Plant Ecology and Evolution 147(1): 33-48, doi: 10.5091/plecevo.2014.824
Flower morphological diversity in Aframomum (Zingiberaceae) from Africa – the importance of distinct floral types with presumably specific pollinator associations, differential habitat adaptations and allopatry in speciation and species maintenance
expand article infoAlexandra Ley, David J. Harris§
‡ Institut für Geobotanik und Botanischer Garten, Halle, Germany§ Royal Botanic Garden Edinburgh, Edinburgh, United Kingdom
Open Access
Background and aimsAframomum (61 species) is a tropical African genus of the family Zingiberaceae (~53 genera) of perennial rhizomatous herbs most often growing in the forest understorey.
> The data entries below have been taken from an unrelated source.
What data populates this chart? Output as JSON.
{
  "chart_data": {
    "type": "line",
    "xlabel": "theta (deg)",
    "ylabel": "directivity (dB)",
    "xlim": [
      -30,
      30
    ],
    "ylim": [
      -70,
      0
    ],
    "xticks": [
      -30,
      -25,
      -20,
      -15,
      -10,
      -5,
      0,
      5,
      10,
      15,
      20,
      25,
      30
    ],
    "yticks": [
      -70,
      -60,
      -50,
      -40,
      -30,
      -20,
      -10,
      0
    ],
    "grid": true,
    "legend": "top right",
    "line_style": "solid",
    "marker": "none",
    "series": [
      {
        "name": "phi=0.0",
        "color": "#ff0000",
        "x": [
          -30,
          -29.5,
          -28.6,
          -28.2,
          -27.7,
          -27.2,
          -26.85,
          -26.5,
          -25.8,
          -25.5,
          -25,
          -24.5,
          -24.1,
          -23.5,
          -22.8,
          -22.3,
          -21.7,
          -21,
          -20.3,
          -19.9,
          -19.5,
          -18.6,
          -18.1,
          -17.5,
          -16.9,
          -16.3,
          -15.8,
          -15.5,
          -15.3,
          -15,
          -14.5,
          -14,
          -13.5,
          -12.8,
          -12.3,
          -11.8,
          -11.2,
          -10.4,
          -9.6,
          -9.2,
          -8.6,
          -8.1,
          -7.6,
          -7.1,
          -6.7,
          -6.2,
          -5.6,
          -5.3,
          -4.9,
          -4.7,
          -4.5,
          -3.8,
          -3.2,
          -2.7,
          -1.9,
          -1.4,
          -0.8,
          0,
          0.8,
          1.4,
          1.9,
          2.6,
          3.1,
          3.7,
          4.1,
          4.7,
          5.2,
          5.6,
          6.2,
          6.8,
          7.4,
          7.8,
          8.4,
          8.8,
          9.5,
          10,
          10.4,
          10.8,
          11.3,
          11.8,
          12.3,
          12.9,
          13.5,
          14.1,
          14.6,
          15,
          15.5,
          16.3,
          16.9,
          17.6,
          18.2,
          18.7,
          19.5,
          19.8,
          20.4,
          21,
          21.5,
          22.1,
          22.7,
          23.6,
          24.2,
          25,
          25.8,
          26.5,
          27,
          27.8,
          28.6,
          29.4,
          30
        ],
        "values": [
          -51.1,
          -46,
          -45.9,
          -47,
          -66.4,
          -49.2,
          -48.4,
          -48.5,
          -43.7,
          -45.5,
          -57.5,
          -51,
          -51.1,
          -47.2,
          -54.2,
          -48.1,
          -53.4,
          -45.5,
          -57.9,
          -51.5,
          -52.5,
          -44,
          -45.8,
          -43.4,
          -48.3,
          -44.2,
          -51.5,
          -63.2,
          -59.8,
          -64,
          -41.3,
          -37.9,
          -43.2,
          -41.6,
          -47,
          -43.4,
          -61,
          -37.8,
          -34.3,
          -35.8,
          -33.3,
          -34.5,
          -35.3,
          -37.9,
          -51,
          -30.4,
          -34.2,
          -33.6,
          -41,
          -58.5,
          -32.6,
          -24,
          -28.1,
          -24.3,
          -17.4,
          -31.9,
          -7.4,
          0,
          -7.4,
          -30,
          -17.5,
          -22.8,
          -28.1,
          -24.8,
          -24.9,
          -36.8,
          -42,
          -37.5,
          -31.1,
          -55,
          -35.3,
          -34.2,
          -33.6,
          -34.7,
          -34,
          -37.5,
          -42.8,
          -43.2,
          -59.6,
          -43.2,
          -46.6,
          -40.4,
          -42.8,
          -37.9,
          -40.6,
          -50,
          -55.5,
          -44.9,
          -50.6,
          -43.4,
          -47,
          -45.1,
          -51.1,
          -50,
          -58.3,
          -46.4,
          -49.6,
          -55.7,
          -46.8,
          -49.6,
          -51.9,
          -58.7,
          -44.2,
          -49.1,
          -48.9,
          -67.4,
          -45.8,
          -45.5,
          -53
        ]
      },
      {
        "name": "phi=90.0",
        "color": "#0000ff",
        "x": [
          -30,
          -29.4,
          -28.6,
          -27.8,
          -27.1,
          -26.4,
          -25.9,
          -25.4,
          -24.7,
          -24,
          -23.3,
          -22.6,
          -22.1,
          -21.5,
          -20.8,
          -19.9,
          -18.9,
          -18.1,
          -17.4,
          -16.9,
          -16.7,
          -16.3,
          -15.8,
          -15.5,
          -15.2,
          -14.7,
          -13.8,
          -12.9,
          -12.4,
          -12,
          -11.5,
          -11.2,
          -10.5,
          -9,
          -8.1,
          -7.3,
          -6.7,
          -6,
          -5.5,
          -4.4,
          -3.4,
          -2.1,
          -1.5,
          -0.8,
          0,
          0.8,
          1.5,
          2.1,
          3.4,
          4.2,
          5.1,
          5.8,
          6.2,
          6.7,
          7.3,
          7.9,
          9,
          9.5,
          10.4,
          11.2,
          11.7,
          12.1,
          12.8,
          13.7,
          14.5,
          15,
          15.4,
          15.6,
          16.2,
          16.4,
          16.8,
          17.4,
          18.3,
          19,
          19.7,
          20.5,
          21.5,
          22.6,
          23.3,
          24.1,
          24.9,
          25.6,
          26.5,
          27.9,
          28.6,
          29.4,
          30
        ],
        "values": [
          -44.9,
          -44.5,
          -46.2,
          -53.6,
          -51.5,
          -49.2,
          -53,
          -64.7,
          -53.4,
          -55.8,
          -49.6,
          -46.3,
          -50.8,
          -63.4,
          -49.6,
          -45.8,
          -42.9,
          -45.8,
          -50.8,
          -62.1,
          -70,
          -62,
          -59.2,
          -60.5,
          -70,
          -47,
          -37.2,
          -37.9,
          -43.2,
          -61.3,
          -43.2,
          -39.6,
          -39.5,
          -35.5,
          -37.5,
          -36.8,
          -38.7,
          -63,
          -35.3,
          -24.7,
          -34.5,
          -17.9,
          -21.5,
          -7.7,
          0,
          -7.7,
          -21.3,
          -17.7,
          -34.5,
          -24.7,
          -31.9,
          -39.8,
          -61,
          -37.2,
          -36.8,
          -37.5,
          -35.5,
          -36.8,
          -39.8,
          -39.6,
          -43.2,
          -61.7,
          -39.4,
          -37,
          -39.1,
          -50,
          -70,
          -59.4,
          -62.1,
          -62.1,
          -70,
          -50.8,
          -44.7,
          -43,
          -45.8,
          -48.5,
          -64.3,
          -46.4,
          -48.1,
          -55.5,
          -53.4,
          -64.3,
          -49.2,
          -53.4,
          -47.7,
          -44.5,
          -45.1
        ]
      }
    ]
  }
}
The family Zingiberaceae is known for a high diversity in floral morphology and pollination systems in Asia, however, almost nothing is known in Africa. In this study we explore the floral diversity in Aframomum and the potential of this diversity to mediate isolation as driving force for species divergence and maintenance in Aframomum in contrast to other postulated drivers such as allopatry and habitat differentiation. Methods and key results – We conducted a survey of floral morphology in eighteen species across the genus identifying five floral types and their morphological adaptations to different pollinators. Another 38 species were subsequently attributed to one of these types based on monographic descriptions and photos. Differences in floral types were based on slight changes in the relative length and position of dorsal petal, labellum and the complex of anther and style. The mapping of floral types onto an existing phylogenetic tree indicated their repeated independent evolution. The preponderate presence of one rather uniform floral type in about 60% of all taxa (Trumpet type) suggests a low number of inferred pollinator shifts (30%). Conclusion – The low number of inferred shifts in floral types alone cannot alone explain the diversification of this genus. Here the often small non-overlapping distribution ranges and narrow habitat preferences of species and the phylogenetic distance of sympatric species suggest the additional importance of allopatry and phylogenetic incompatibility as isolation mechanisms in maintaining species boundaries in this genus.